In writing “The God Box,” Neu learned that prayer recognizes that she was not able to do everything herself. While studies demonstrate that prayer lowers blood pressure, decreases depression and anxiety and lowers mortality rates, for her, it was a calm for her racing mind, and a “tent for which to hide,” and away from the noise of her fears. “I can rest in God and know that all will be well,” she said. “And I believe in miracles, but we don’t always get the miracle we ask for. Sometimes the miracle happens in us. It’s like the peace advocate who is asked if he really believes that his picketing will make a difference because nothing every changes. He replies that things may not change, but he does. I prayed to be healed completely. The miracle stories in Scripture gave me the courage to ask that boldly. ‘Ask and you will receive,’ became my mantra.”

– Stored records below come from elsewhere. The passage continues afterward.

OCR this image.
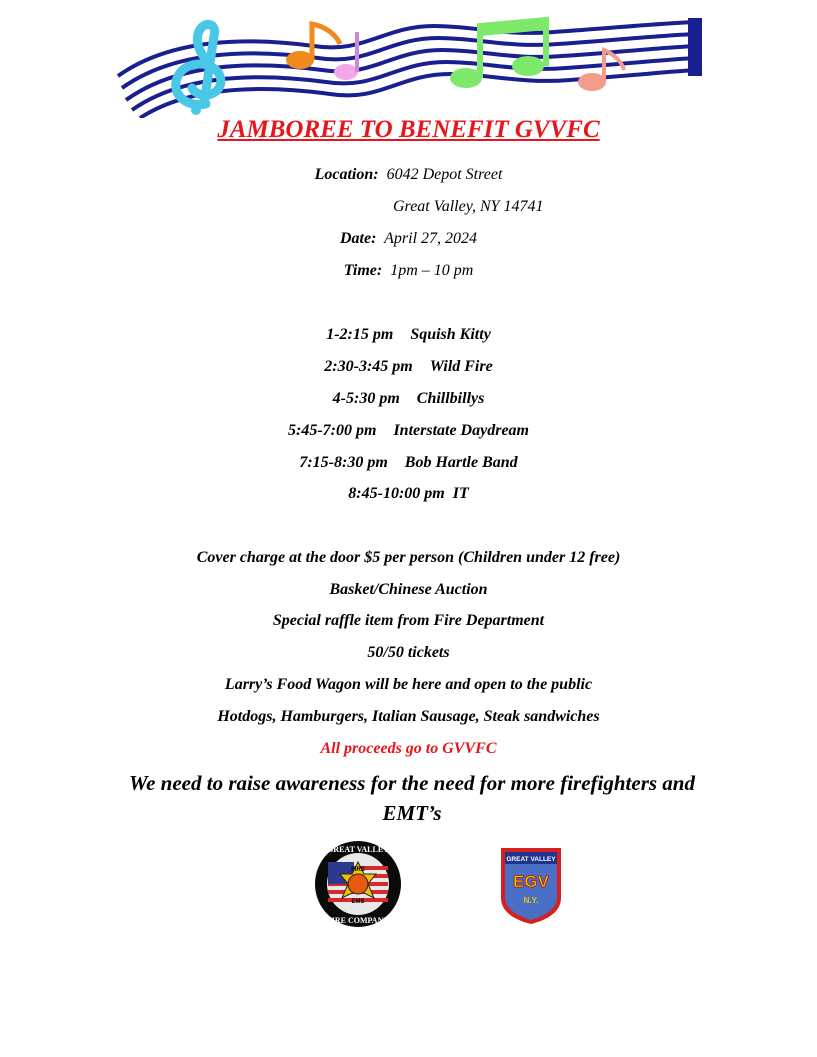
JAMBOREE TO BENEFIT GVVFC
Location: 6042 Depot Street
Great Valley, NY 14741
Date: April 27, 2024
Time: 1pm – 10 pm
1-2:15 pm Squish Kitty
2:30-3:45 pm Wild Fire
4-5:30 pm Chillbillys
5:45-7:00 pm Interstate Daydream
7:15-8:30 pm Bob Hartle Band
8:45-10:00 pm IT
Cover charge at the door $5 per person (Children under 12 free)
Basket/Chinese Auction
Special raffle item from Fire Department
50/50 tickets
Larry’s Food Wagon will be here and open to the public
Hotdogs, Hamburgers, Italian Sausage, Steak sandwiches
All proceeds go to GVVFC
We need to raise awareness for the need for more firefighters and EMT’s
FIRE
EMS
GREAT VALLEY
FIRE COMPANY
GREAT VALLEY
EGV
N.Y.
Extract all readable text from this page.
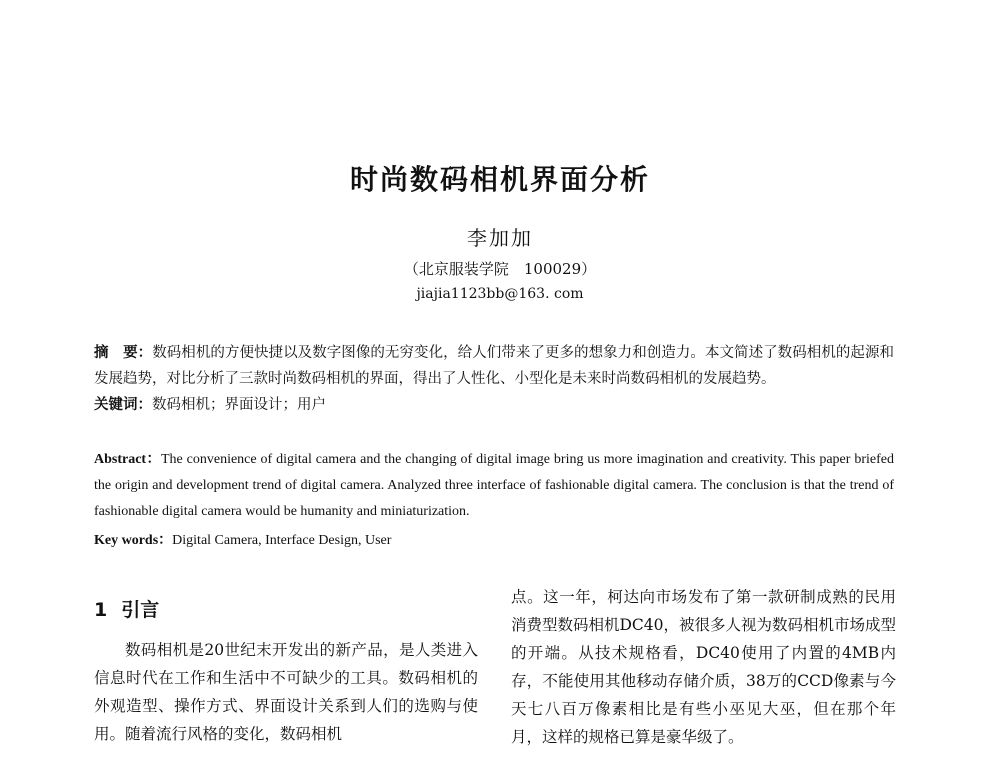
时尚数码相机界面分析
李加加
（北京服装学院　100029）
jiajia1123bb@163. com
摘　要：数码相机的方便快捷以及数字图像的无穷变化，给人们带来了更多的想象力和创造力。本文简述了数码相机的起源和发展趋势，对比分析了三款时尚数码相机的界面，得出了人性化、小型化是未来时尚数码相机的发展趋势。
关键词：数码相机；界面设计；用户
Abstract：The convenience of digital camera and the changing of digital image bring us more imagination and creativity. This paper briefed the origin and development trend of digital camera. Analyzed three interface of fashionable digital camera. The conclusion is that the trend of fashionable digital camera would be humanity and miniaturization.
Key words：Digital Camera, Interface Design, User
1 引言

数码相机是20世纪末开发出的新产品，是人类进入信息时代在工作和生活中不可缺少的工具。数码相机的外观造型、操作方式、界面设计关系到人们的选购与使用。随着流行风格的变化，数码相机

点。这一年，柯达向市场发布了第一款研制成熟的民用消费型数码相机DC40，被很多人视为数码相机市场成型的开端。从技术规格看，DC40使用了内置的4MB内存，不能使用其他移动存储介质，38万的CCD像素与今天七八百万像素相比是有些小巫见大巫，但在那个年月，这样的规格已算是豪华级了。
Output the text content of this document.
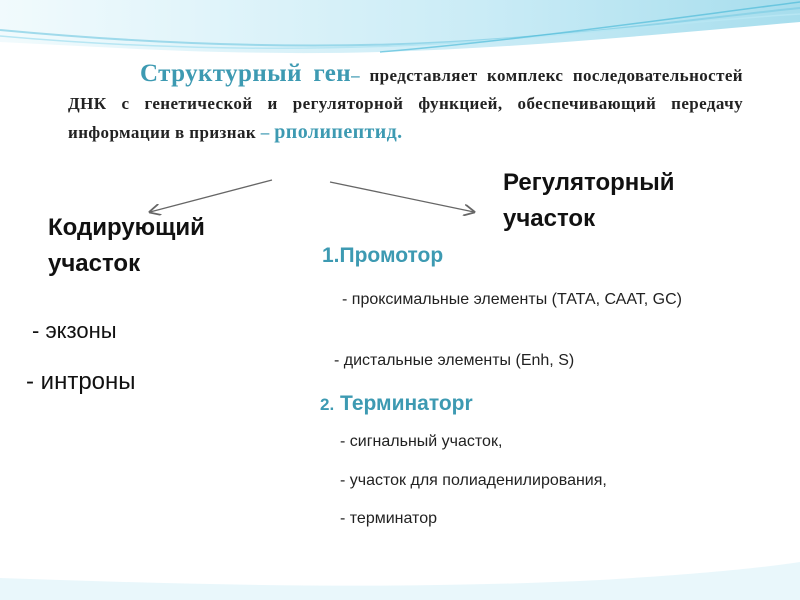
Структурный ген– представляет комплекс последовательностей ДНК с генетической и регуляторной функцией, обеспечивающий передачу информации в признак – рполипептид.
Кодирующий участок
- экзоны
- интроны
Регуляторный участок
1.Промотор
- проксимальные элементы (ТАТА, СААТ, GC)
- дистальные элементы (Enh, S)
2. Терминаторr
- сигнальный участок,
- участок для полиаденилирования,
- терминатор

Despite Neu’s recovery from cancer, she realizes that many who pray as she did, who demonstrate faith in God’s healing, will lose their battle with cancer, or will lose someone dear to their heart. She reminds them of Christ’s suffering in the garden of Gethsemane.
“He asked, ‘Father, let this cup pass.’ It didn’t. Yet, through this death, redemption came,” said Neu. “I believe the same is possible for us. Death is a part of life. But, it is not the end.”

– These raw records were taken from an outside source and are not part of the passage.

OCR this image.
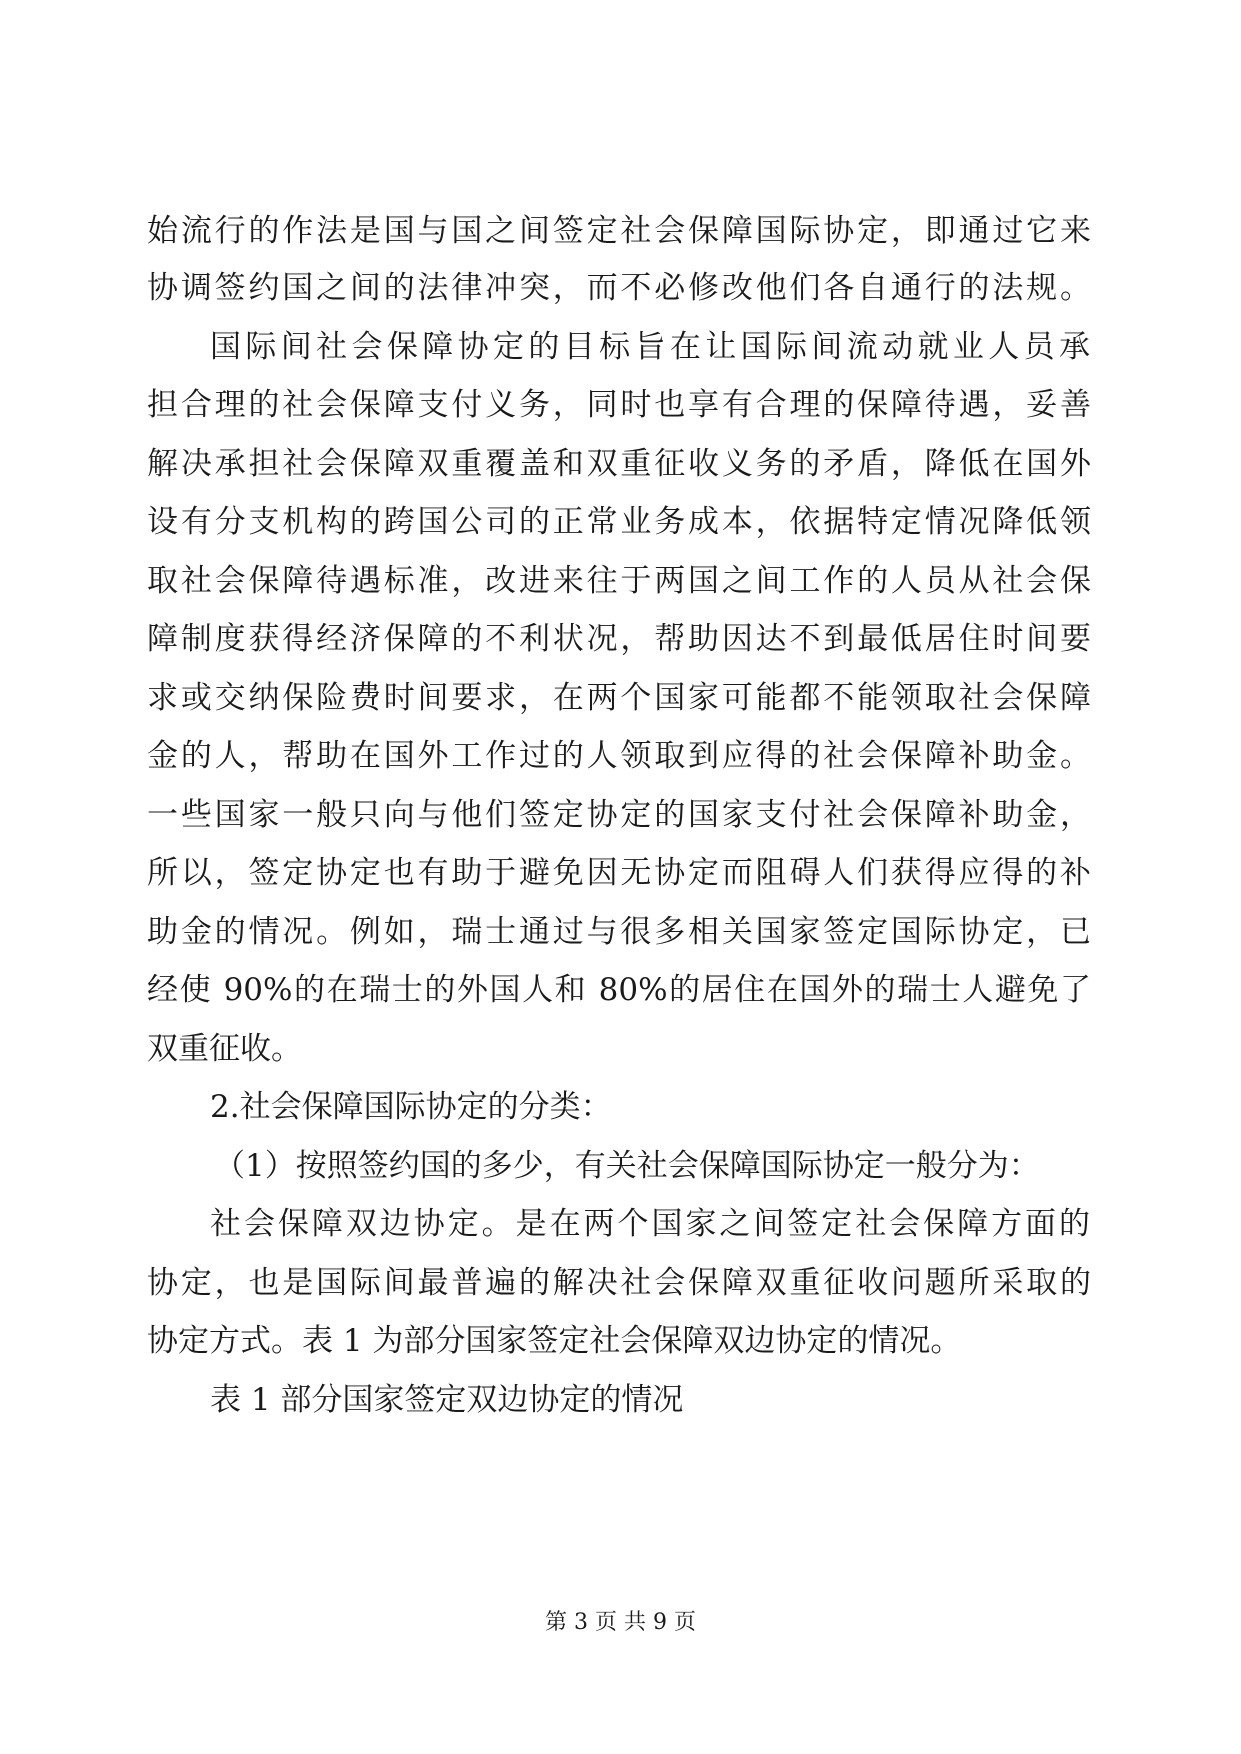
始流行的作法是国与国之间签定社会保障国际协定，即通过它来
协调签约国之间的法律冲突，而不必修改他们各自通行的法规。
国际间社会保障协定的目标旨在让国际间流动就业人员承
担合理的社会保障支付义务，同时也享有合理的保障待遇，妥善
解决承担社会保障双重覆盖和双重征收义务的矛盾，降低在国外
设有分支机构的跨国公司的正常业务成本，依据特定情况降低领
取社会保障待遇标准，改进来往于两国之间工作的人员从社会保
障制度获得经济保障的不利状况，帮助因达不到最低居住时间要
求或交纳保险费时间要求，在两个国家可能都不能领取社会保障
金的人，帮助在国外工作过的人领取到应得的社会保障补助金。
一些国家一般只向与他们签定协定的国家支付社会保障补助金，
所以，签定协定也有助于避免因无协定而阻碍人们获得应得的补
助金的情况。例如，瑞士通过与很多相关国家签定国际协定，已
经使 90%的在瑞士的外国人和 80%的居住在国外的瑞士人避免了
双重征收。
2.社会保障国际协定的分类：
（1）按照签约国的多少，有关社会保障国际协定一般分为：
社会保障双边协定。是在两个国家之间签定社会保障方面的
协定，也是国际间最普遍的解决社会保障双重征收问题所采取的
协定方式。表 1 为部分国家签定社会保障双边协定的情况。
表 1 部分国家签定双边协定的情况
第 3 页 共 9 页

The book, which took Neu a couple of years to write, has struck a chord with those suffering with cancer and those who want to draw closer to Christ.
“People tell me it is a fast, easy read, that it is like having a conversation and they believe that what I say is true,” she said.
“It’s a book they can return to again and again. One person described it this way, ‘It’s not a start to finish book, but a jump around sampler read parts over book.’ One of my former high school students who is now a mom to teenagers herself tells me that the inclusion of trusted Web sites helps her guide her kids. My young adult house sitter said she couldn’t put the book down. She began reading it in the tub and didn’t know when to get out. Took it to Starbucks the next day and overstayed. Then curled up on the couch to finish it. She cried and laughed and prayed through all the prayers in the book – prayers she’ll return to often now that she knows they’re here.”